聴力を失った作曲家として、「現代のベートーベン」と呼ばれる佐村河内守氏(50)に、ゴーストライター疑惑が出た。スポーツ紙などの報道を受けて、佐村河内氏もNHKの取材に「申しわけない」と謝罪したという。いったいどういうことなのか。
CD売り上げ18万枚!クラシックとしては異例の大ヒット
佐村河内は広島出身。両親は被爆者で、幼児のころからピアノを習い始めて音楽の道に進んだ。1997年に映画「秋桜(コスモス)」やゲームソフト音楽で注目されたが、17歳で発症した聴覚障害が進み、35歳で完全に聴力を失い、以後は音符だけで作曲を続けてきたとされる。

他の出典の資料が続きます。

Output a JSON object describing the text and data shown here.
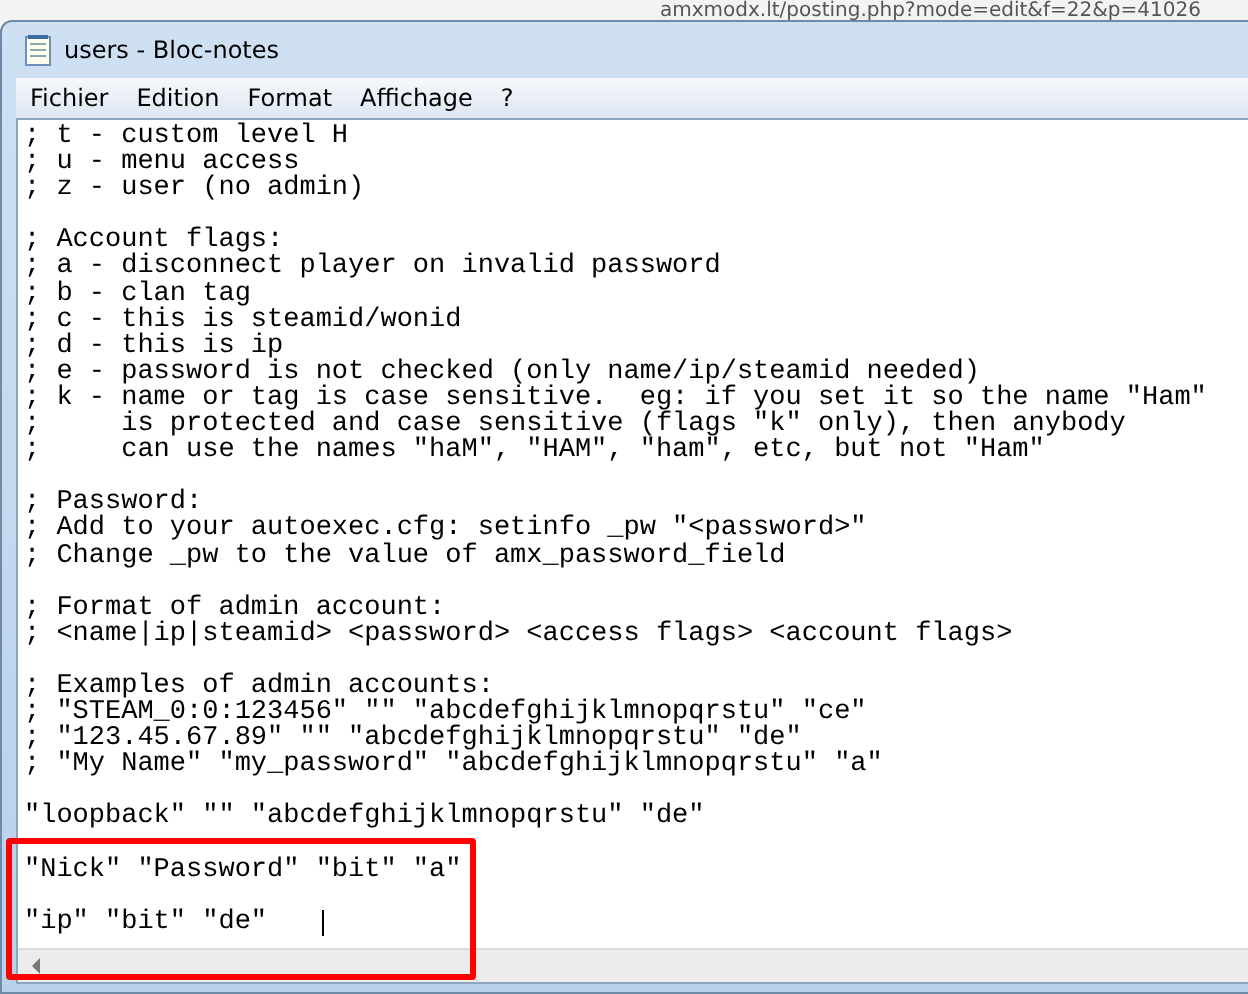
{
  "browser": {
    "address": "amxmodx.lt/posting.php?mode=edit&f=22&p=41026"
  },
  "window": {
    "title": "users - Bloc-notes"
  },
  "menu": [
    "Fichier",
    "Edition",
    "Format",
    "Affichage",
    "?"
  ],
  "editor": {
    "caret_visible": true,
    "blocks": [
      {
        "highlighted": false,
        "lines": [
          "; t - custom level H",
          "; u - menu access",
          "; z - user (no admin)"
        ]
      },
      {
        "highlighted": false,
        "lines": [
          "; Account flags:",
          "; a - disconnect player on invalid password",
          "; b - clan tag",
          "; c - this is steamid/wonid",
          "; d - this is ip",
          "; e - password is not checked (only name/ip/steamid needed)",
          "; k - name or tag is case sensitive.  eg: if you set it so the name \"Ham\"",
          ";     is protected and case sensitive (flags \"k\" only), then anybody",
          ";     can use the names \"haM\", \"HAM\", \"ham\", etc, but not \"Ham\""
        ]
      },
      {
        "highlighted": false,
        "lines": [
          "; Password:",
          "; Add to your autoexec.cfg: setinfo _pw \"<password>\"",
          "; Change _pw to the value of amx_password_field"
        ]
      },
      {
        "highlighted": false,
        "lines": [
          "; Format of admin account:",
          "; <name|ip|steamid> <password> <access flags> <account flags>"
        ]
      },
      {
        "highlighted": false,
        "lines": [
          "; Examples of admin accounts:",
          "; \"STEAM_0:0:123456\" \"\" \"abcdefghijklmnopqrstu\" \"ce\"",
          "; \"123.45.67.89\" \"\" \"abcdefghijklmnopqrstu\" \"de\"",
          "; \"My Name\" \"my_password\" \"abcdefghijklmnopqrstu\" \"a\""
        ]
      },
      {
        "highlighted": false,
        "lines": [
          "\"loopback\" \"\" \"abcdefghijklmnopqrstu\" \"de\""
        ]
      },
      {
        "highlighted": true,
        "lines": [
          "\"Nick\" \"Password\" \"bit\" \"a\""
        ]
      },
      {
        "highlighted": true,
        "lines": [
          "\"ip\" \"bit\" \"de\""
        ]
      }
    ]
  }
}
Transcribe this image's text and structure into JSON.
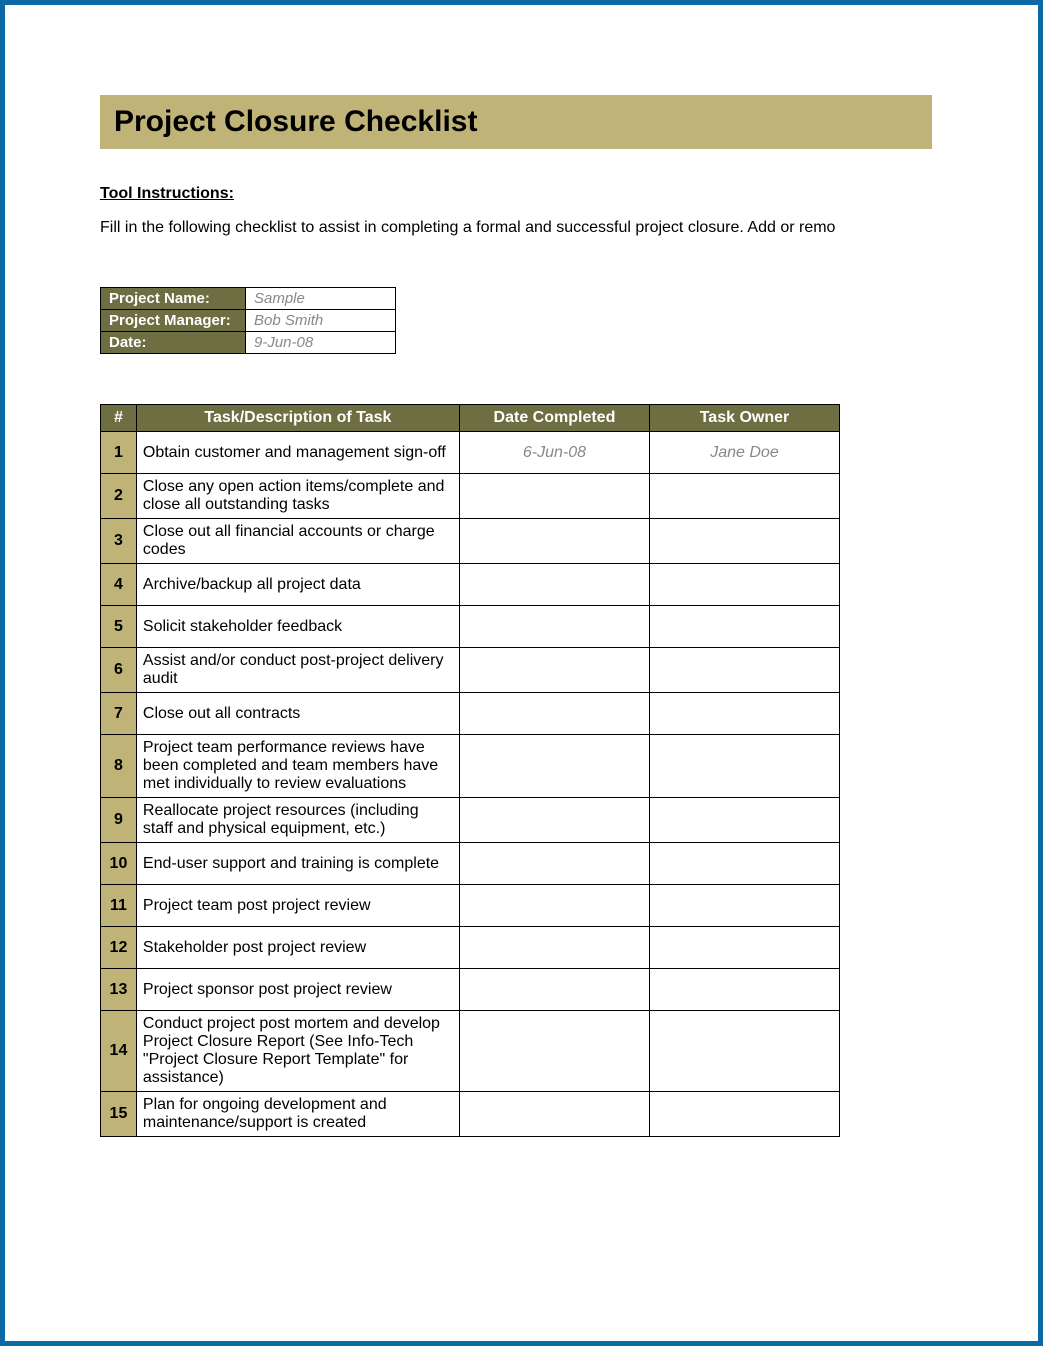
{
  "header": {
    "title": "Project Closure Checklist"
  },
  "instructions": {
    "label": "Tool Instructions:",
    "text": "Fill in the following checklist to assist in completing a formal and successful project closure. Add or remo"
  },
  "meta": {
    "rows": [
      {
        "label": "Project Name:",
        "value": "Sample"
      },
      {
        "label": "Project Manager:",
        "value": "Bob Smith"
      },
      {
        "label": "Date:",
        "value": "9-Jun-08"
      }
    ]
  },
  "checklist": {
    "headers": {
      "num": "#",
      "task": "Task/Description of Task",
      "date": "Date Completed",
      "owner": "Task Owner"
    },
    "rows": [
      {
        "num": "1",
        "task": "Obtain customer and management sign-off",
        "date": "6-Jun-08",
        "owner": "Jane Doe"
      },
      {
        "num": "2",
        "task": "Close any open action items/complete and close all outstanding tasks",
        "date": "",
        "owner": ""
      },
      {
        "num": "3",
        "task": "Close out all financial accounts or charge codes",
        "date": "",
        "owner": ""
      },
      {
        "num": "4",
        "task": "Archive/backup all project data",
        "date": "",
        "owner": ""
      },
      {
        "num": "5",
        "task": "Solicit stakeholder feedback",
        "date": "",
        "owner": ""
      },
      {
        "num": "6",
        "task": "Assist and/or conduct post-project delivery audit",
        "date": "",
        "owner": ""
      },
      {
        "num": "7",
        "task": "Close out all contracts",
        "date": "",
        "owner": ""
      },
      {
        "num": "8",
        "task": "Project team performance reviews have been completed and team members have met individually to review evaluations",
        "date": "",
        "owner": ""
      },
      {
        "num": "9",
        "task": "Reallocate project resources (including staff and physical equipment, etc.)",
        "date": "",
        "owner": ""
      },
      {
        "num": "10",
        "task": "End-user support and training is complete",
        "date": "",
        "owner": ""
      },
      {
        "num": "11",
        "task": "Project team post project review",
        "date": "",
        "owner": ""
      },
      {
        "num": "12",
        "task": "Stakeholder post project review",
        "date": "",
        "owner": ""
      },
      {
        "num": "13",
        "task": "Project sponsor post project review",
        "date": "",
        "owner": ""
      },
      {
        "num": "14",
        "task": "Conduct project post mortem and develop Project Closure Report (See Info-Tech \"Project Closure Report Template\" for assistance)",
        "date": "",
        "owner": ""
      },
      {
        "num": "15",
        "task": "Plan for ongoing development and maintenance/support is created",
        "date": "",
        "owner": ""
      }
    ]
  }
}
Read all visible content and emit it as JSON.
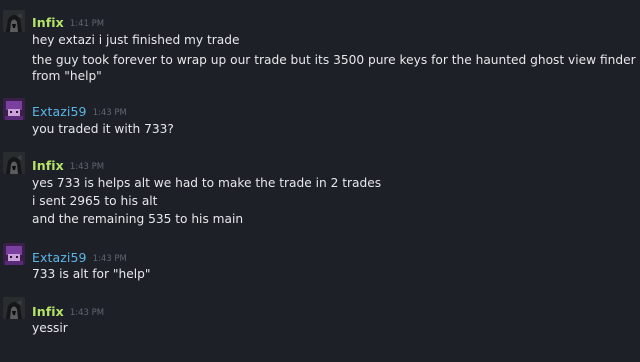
{
  "colors": {
    "background": "#1d2027",
    "infix_name": "#b5e36a",
    "extazi_name": "#5cb6e8",
    "timestamp": "#5f6672",
    "text": "#e6e8eb"
  },
  "messages": [
    {
      "author": "Infix",
      "avatar_icon": "hooded-figure-avatar",
      "time": "1:41 PM",
      "lines": [
        "hey extazi i just finished my trade",
        "the guy took forever to wrap up our trade but its 3500 pure keys for the haunted ghost view finder",
        "from \"help\""
      ]
    },
    {
      "author": "Extazi59",
      "avatar_icon": "purple-character-avatar",
      "time": "1:43 PM",
      "lines": [
        "you traded it with 733?"
      ]
    },
    {
      "author": "Infix",
      "avatar_icon": "hooded-figure-avatar",
      "time": "1:43 PM",
      "lines": [
        "yes 733 is helps alt we had to make the trade in 2 trades",
        "i sent 2965 to his alt",
        "and the remaining 535 to his main"
      ]
    },
    {
      "author": "Extazi59",
      "avatar_icon": "purple-character-avatar",
      "time": "1:43 PM",
      "lines": [
        "733 is alt for \"help\""
      ]
    },
    {
      "author": "Infix",
      "avatar_icon": "hooded-figure-avatar",
      "time": "1:43 PM",
      "lines": [
        "yessir"
      ]
    }
  ]
}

米誌『タイム』は「現代のベートーベン」と紹介した。
おととし11月(2012年)のNHK「情報LIVEただイマ!」で取り上げられ、1年以上前に出したCD「交響曲第一番HIROSHIMA(03年作曲)」が「アマゾン」の音楽ソフト総合チャート で1位になった。昨年3月(2013年)のNHKスペシャルでも報じられ、CDの売り上げは18万枚と、クラシックでは異例の大ヒットとなった。
『スポーツニッポン』紙によると、「本当は自分が作曲した」という人物が告発する準備を進めているといい、佐村河内の関係者も「共同制作者的な存在はいる」と認めている。両者の間で何らかのトラブルがあったらしい。けさ5日(2014年2月)の7時のNHKニュースは、佐村河内本人の「大変申しわけなかった」というコメントを伝えた。
司会の小倉智昭「ご本人の?」
笠井信輔キャスター「はい。つまり、疑惑の域を出てしまったということです」
イメージを伝えて別人が曲つくり
小倉「クラシックは万単位でヒットですから、10万枚超えたら大ヒット。HIROSHIMAっていい曲なんで、オーディオ雑誌で推奨したこともあるんですよ。本人が作曲したと思いますからね」
情報の出どころはゴーストライターの代理人弁護士で、佐村河内は十数年前からこの人物に曲のイメージなどを伝えて曲にしてもらっていたという。これは一種の共同作業をうかがわせるが、共同通信は「別の人物が作ったものだった」としている。
『佐村河内の作品』の「ヴァイオリンのためのソナチネ 嬰ハ短調」は、ソチ五輪フィギュアスケートの高橋大輔選手がショートプログラムで使う予定になっている。笠井は「年末の全日本選手権でも使っていたので、そのまま使われるのでは」という。
小倉「曲自体がよければいいわけだし。ただ、実際に作った人と話し合いができていたのかなあ。これから何らかの法的措置をとるのか微妙でしょ」
日本コロンビアは「とくダネ!」の取材に、「驚いている。弁護士がだれだかもわからない。確認中です」と答えたという。